Mohammed Moussaoui, président du CFCM, estime qu’ « il faut savoir renoncer à certains droits pour que la fraternité puisse s’exprimer » et se prononce en faveur d’un encadrement des caricatures

Création : 2 novembre 2020
Dernière modification : 21 juin 2022

Autrice : Iris Sainte Fare Garnot, étudiante en droit international public à l’Université Paris II Panthéon-Assas, membre de l’ADHS, sous la direction de Tania Racho, docteure en droit public de l’Université Panthéon-Assas

Source : RMC, le 27 octobre 2020

La liberté d’expression peut être mise de côté en cas de trouble à l’ordre public et notamment de menace sur la « cohésion nationale » résultant d’incitations à la haine raciale, comme ce fut le cas dans l’affaire Dieudonné. Mais dans le cas des caricatures, ces incitations à la haine raciale n’existent pas, comme l’ont reconnu les tribunaux. Monsieur Moussaoui semble plutôt faire appel à une autocensure des caricaturistes, à l’image de l’appel lancé par le Premier ministre canadien Justin Trudeau lorsqu’il explique que la liberté d’expression doit faire l’objet d’un usage “prudent” afin de ne pas blesser certaines communautés. Il s’agirait alors d’un choix personnel et non d’une obligation juridique.

À la suite de l’assassinat de Samuel Paty, la question des limites posées aux caricatures se retrouve de nouveau au centre de l’attention. Invité de la matinale sur RMC, Mohammed Moussaoui, président du Conseil français du culte musulman estime que certaines représentations du prophète Mahomet peuvent être perçues comme offensantes, et considère qu’il serait bon, pour préserver l’ordre public, d’y renoncer afin d’éviter de heurter les sentiments de certains, ce qui irait à l’encontre du principe de fraternité figurant dans la devise de notre pays. Si cette position remet en cause la possibilité même de faire des caricatures, M. Moussaoui estime qu’elle n’entrave pas la liberté d’expression.

Ce qui est proposé ici est de renoncer aux caricatures représentant Mahomet afin de permettre un apaisement des tensions, notamment à la suite des boycott de produits français dans plusieurs pays musulmans. La caricature étant protégée par la liberté d’expression qui est constitutionnelle (article 11 de la Déclaration des droits de l’homme et article 10 de la Convention européenne des droits de l’homme), il s’agirait de considérer que pour des besoins de fraternité (qui est aussi un principe constitutionnel) et de paix sociale, l’interdiction de ces dessins serait légitime. 

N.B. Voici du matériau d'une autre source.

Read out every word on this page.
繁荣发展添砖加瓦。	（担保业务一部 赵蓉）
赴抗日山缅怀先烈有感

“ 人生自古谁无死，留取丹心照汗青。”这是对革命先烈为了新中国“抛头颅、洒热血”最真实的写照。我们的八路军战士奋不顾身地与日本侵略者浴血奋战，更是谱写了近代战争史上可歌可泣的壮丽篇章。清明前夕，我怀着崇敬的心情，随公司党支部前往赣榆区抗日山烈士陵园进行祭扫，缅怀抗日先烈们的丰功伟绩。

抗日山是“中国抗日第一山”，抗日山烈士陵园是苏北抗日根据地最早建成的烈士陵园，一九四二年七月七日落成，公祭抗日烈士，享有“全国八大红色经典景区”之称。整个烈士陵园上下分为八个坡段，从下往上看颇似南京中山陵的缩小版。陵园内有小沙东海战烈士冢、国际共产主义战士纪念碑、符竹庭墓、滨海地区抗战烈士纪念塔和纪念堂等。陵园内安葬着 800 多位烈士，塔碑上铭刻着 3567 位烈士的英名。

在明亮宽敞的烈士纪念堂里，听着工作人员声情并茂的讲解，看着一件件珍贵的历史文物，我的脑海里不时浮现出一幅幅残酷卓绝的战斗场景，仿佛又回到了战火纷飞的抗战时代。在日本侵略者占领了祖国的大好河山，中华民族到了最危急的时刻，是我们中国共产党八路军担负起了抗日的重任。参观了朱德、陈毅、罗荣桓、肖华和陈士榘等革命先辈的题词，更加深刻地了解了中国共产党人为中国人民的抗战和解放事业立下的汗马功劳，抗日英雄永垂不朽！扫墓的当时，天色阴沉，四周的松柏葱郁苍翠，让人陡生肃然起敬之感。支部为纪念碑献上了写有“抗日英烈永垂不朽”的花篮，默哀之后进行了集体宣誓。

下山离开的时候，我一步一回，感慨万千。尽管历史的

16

Il n’est pas impossible de l’envisager. Dans l’affaire de l’interdiction de certains spectacles de Dieudonné, le Conseil d’État avait jugé que l’interdiction pour l’humoriste de jouer son spectacle était justifiée entre autre par la préservation de la « cohésion nationale ». Cette affaire donne-t-elle raison à M. Moussaoui, au sens où l’on pourrait faire primer la fraternité, la cohésion nationale, sur la liberté d’expression ?

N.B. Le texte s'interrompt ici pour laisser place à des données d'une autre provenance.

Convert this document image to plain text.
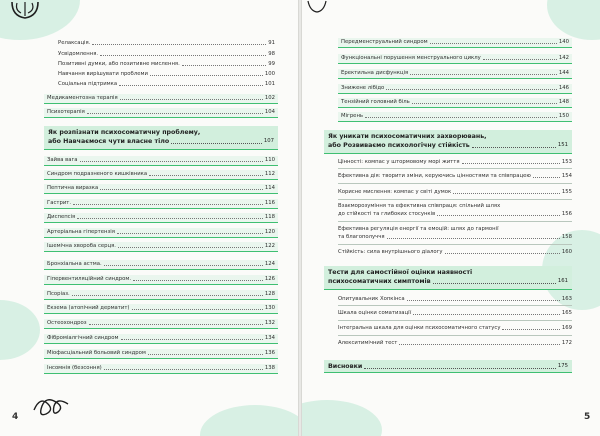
Релаксація.	91
Усвідомлення.	98
Позитивні думки, або позитивне мислення.	99
Навчання вирішувати проблеми	100
Соціальна підтримка	101
Медикаментозна терапія	102
Психотерапія	104
Як розпізнати психосоматичну проблему,
або Навчаємося чути власне тіло	107
Зайва вага	110
Синдром подразненого кишківника	112
Пептична виразка	114
Гастрит.	116
Диспепсія	118
Артеріальна гіпертензія	120
Ішемічна хвороба серця.	122
Бронхіальна астма.	124
Гіпервентиляційний синдром.	126
Псоріаз.	128
Екзема (атопічний дерматит)	130
Остеохондроз	132
Фіброміалгічний синдром	134
Міофасціальний больовий синдром	136
Інсомнія (безсоння)	138
4
Передменструальний синдром	140
Функціональні порушення менструального циклу	142
Еректильна дисфункція	144
Знижене лібідо	146
Тензійний головний біль	148
Мігрень	150
Як уникати психосоматичних захворювань,
або Розвиваємо психологічну стійкість	151
Цінності: компас у штормовому морі життя	153
Ефективна дія: творити зміни, керуючись цінностями та співпрацею	154
Корисне мислення: компас у світі думок	155
Взаєморозуміння та ефективна співпраця: спільний шлях
до стійкості та глибоких стосунків	156
Ефективна регуляція енергії та емоцій: шлях до гармонії
та благополуччя	158
Стійкість: сила внутрішнього діалогу	160
Тести для самостійної оцінки наявності
психосоматичних симптомів	161
Опитувальник Хопкінса	163
Шкала оцінки соматизації	165
Інтегральна шкала для оцінки психосоматичного статусу	169
Алекситимічний тест	172
Висновки	175
5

Dans l’affaire Dieudonné, la menace émanait du caractère antisémite, discriminatoire et haineux des propos en cause, et de l’atteinte à la dignité humaine qui en résultait, tout cela constituant en soi une atteinte à l’ordre public. Dieudonné avait été condamné à de multiples reprises, et l’incitation à la haine raciale était donc juridiquement établie. S’agissant des caricatures de Mahomet, rappelons que, saisi de la question en 2007, le tribunal de grande instance de Paris avait considéré qu’il ne s’agissait pas d’injures au sens juridique, car ces caricatures s’inscrivaient dans un débat d’intérêt général et n’avaient pas pour but d’offenser gratuitement. Il n’y avait donc aucun caractère raciste, aucune atteinte à la dignité de la communauté musulmane. On s’empresse de signaler qu’il s’agit d’une appréciation en l’état actuel du droit. Sauf modification de la loi, il est donc juridiquement difficile de voir dans les caricatures une menace sur la « cohésion nationale » et d’envisager pour cette raison une interdiction ou une limitation.